The turmoil was recently exacerbated after the Arakan Rohingya Salvation Army (ARSA) staged raids on about 30 police stations and an army base in Rakhine on August 25, killing about a dozen people. This Muslim militant group said it attacked the military and police to protest the maltreatment of its people.

But whatever the ARSA’s motive was, violence is never a good solution to the problem. Instead, its uprising provided Myanmar’s security forces and local Buddhist vigilantes with a reason, if not a pretext, to instigate a brutal campaign against the Rohingya during the last three weeks.

In addition to the longevity, complexity and intractability of the Rohingya problem, Suu Kyi is not in a commanding position to deal with it.

Though her NLD won an absolute majority in the country’s parliament in the November 2015 general election and was allowed to form a new democratic government in March 2016, Daw Suu was blocked from becoming president. Under the constitution imposed by the former military rulers, besides being barred from that role (because she has children who are foreigners), the state counselor, her official title, controls only the civilian side of government.

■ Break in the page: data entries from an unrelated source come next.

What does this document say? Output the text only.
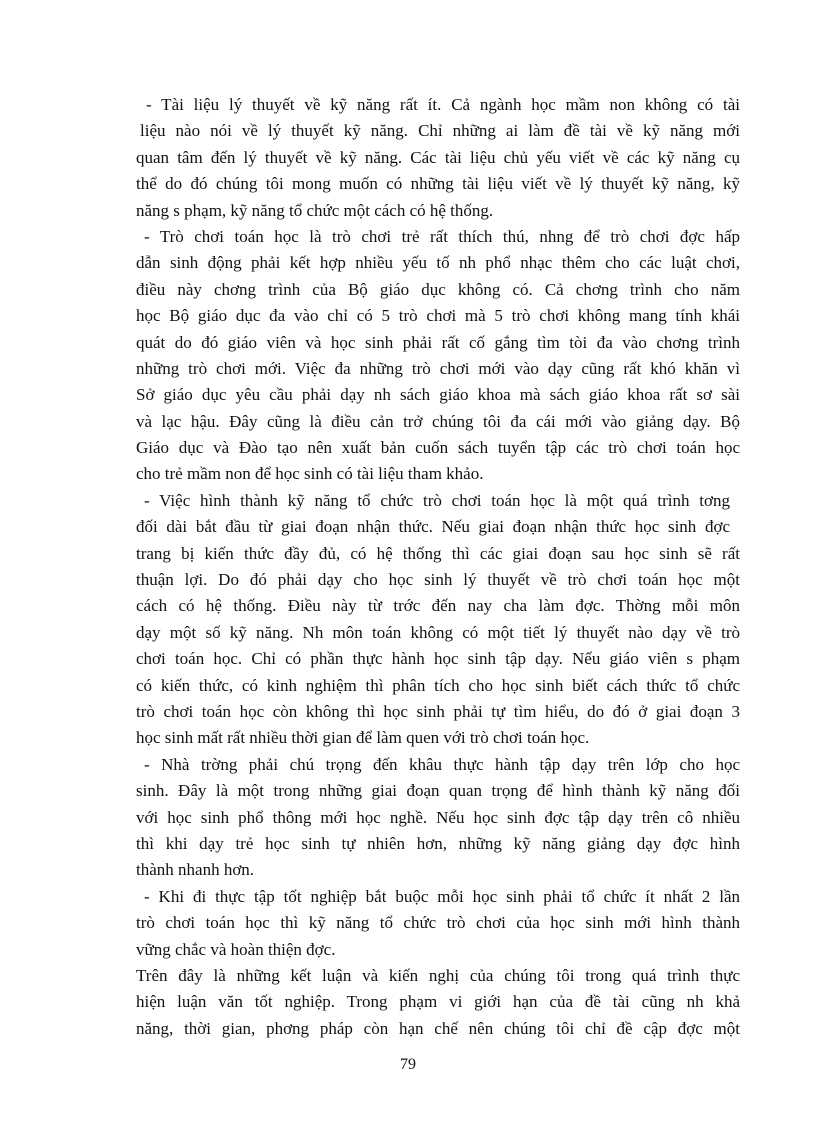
- Tài liệu lý thuyết về kỹ năng rất ít. Cả ngành học mầm non không có tài
liệu nào nói về lý thuyết kỹ năng. Chỉ những ai làm đề tài về kỹ năng mới
quan tâm đến lý thuyết về kỹ năng. Các tài liệu chủ yếu viết về các kỹ năng cụ
thể do đó chúng tôi mong muốn có những tài liệu viết về lý thuyết kỹ năng, kỹ
năng s phạm, kỹ năng tổ chức một cách có hệ thống.
- Trò chơi toán học là trò chơi trẻ rất thích thú, nhng để trò chơi đợc hấp
dẫn sinh động phải kết hợp nhiều yếu tố nh phổ nhạc thêm cho các luật chơi,
điều này chơng trình của Bộ giáo dục không có. Cả chơng trình cho năm
học Bộ giáo dục đa vào chỉ có 5 trò chơi mà 5 trò chơi không mang tính khái
quát do đó giáo viên và học sinh phải rất cố gắng tìm tòi đa vào chơng trình
những trò chơi mới. Việc đa những trò chơi mới vào dạy cũng rất khó khăn vì
Sở giáo dục yêu cầu phải dạy nh sách giáo khoa mà sách giáo khoa rất sơ sài
và lạc hậu. Đây cũng là điều cản trở chúng tôi đa cái mới vào giảng dạy. Bộ
Giáo dục và Đào tạo nên xuất bản cuốn sách tuyển tập các trò chơi toán học
cho trẻ mầm non để học sinh có tài liệu tham khảo.
- Việc hình thành kỹ năng tổ chức trò chơi toán học là một quá trình tơng
đối dài bắt đầu từ giai đoạn nhận thức. Nếu giai đoạn nhận thức học sinh đợc
trang bị kiến thức đầy đủ, có hệ thống thì các giai đoạn sau học sinh sẽ rất
thuận lợi. Do đó phải dạy cho học sinh lý thuyết về trò chơi toán học một
cách có hệ thống. Điều này từ trớc đến nay cha làm đợc. Thờng mỗi môn
dạy một số kỹ năng. Nh môn toán không có một tiết lý thuyết nào dạy về trò
chơi toán học. Chỉ có phần thực hành học sinh tập dạy. Nếu giáo viên s phạm
có kiến thức, có kinh nghiệm thì phân tích cho học sinh biết cách thức tổ chức
trò chơi toán học còn không thì học sinh phải tự tìm hiểu, do đó ở giai đoạn 3
học sinh mất rất nhiều thời gian để làm quen với trò chơi toán học.
- Nhà trờng phải chú trọng đến khâu thực hành tập dạy trên lớp cho học
sinh. Đây là một trong những giai đoạn quan trọng để hình thành kỹ năng đối
với học sinh phổ thông mới học nghề. Nếu học sinh đợc tập dạy trên cô nhiều
thì khi dạy trẻ học sinh tự nhiên hơn, những kỹ năng giảng dạy đợc hình
thành nhanh hơn.
- Khi đi thực tập tốt nghiệp bắt buộc mỗi học sinh phải tổ chức ít nhất 2 lần
trò chơi toán học thì kỹ năng tổ chức trò chơi của học sinh mới hình thành
vững chắc và hoàn thiện đợc.
Trên đây là những kết luận và kiến nghị của chúng tôi trong quá trình thực
hiện luận văn tốt nghiệp. Trong phạm vi giới hạn của đề tài cũng nh khả
năng, thời gian, phơng pháp còn hạn chế nên chúng tôi chỉ đề cập đợc một
79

The country’s three influential security-related ministries – namely Interior, Defense and Border Affairs – are held by the military, which also controls a quarter of the seats in parliament.

As the army, currently led by Senior General Min Aung Hlaing, still has sweeping powers, it is perhaps correct to say that it is even more powerful than Suu Kyi’s civilian government.

Given her peculiar and fragile situation, coupled with – or reflected by – the fact that the military is widely seen as at the front of the current calamity, greater international criticism and pressure should be put on the army.

The prejudice against the Rohingya Muslims also apparently runs wide and deep among Myanmar’s Buddhists and many NLD members. Yet, having been severely repressed during the decades-long military rule, they all perhaps know very well the pain of being unjustly and violently oppressed. Consequently, they should treat their Rohingya countrymen fairly because, as Suu Kyi herself declared in 2012, “Wherever suffering is ignored, there will be the seeds of conflict, for suffering degrades and embitters and enrages.”

On August 28, just a few days after the Myanmar military intensified its scorched-earth campaign against the Rohingya, Pope Francis made a plea for “men and women of goodwill” to help them and “give them their full rights”.

Though his message was also aimed at the global audience, the first among those people of “goodwill” must – and should – be Aung San Suu Kyi, Min Aung Hlaing and the people of Myanmar, which the head of the Roman Catholic Church is scheduled to visit in November.

Dr Xuan Loc Doan researches and writes on a number of areas. These include the domestic and foreign policy of the UK, Vietnam and China, US-China relations and geopolitical issues in the Indo-Pacific region.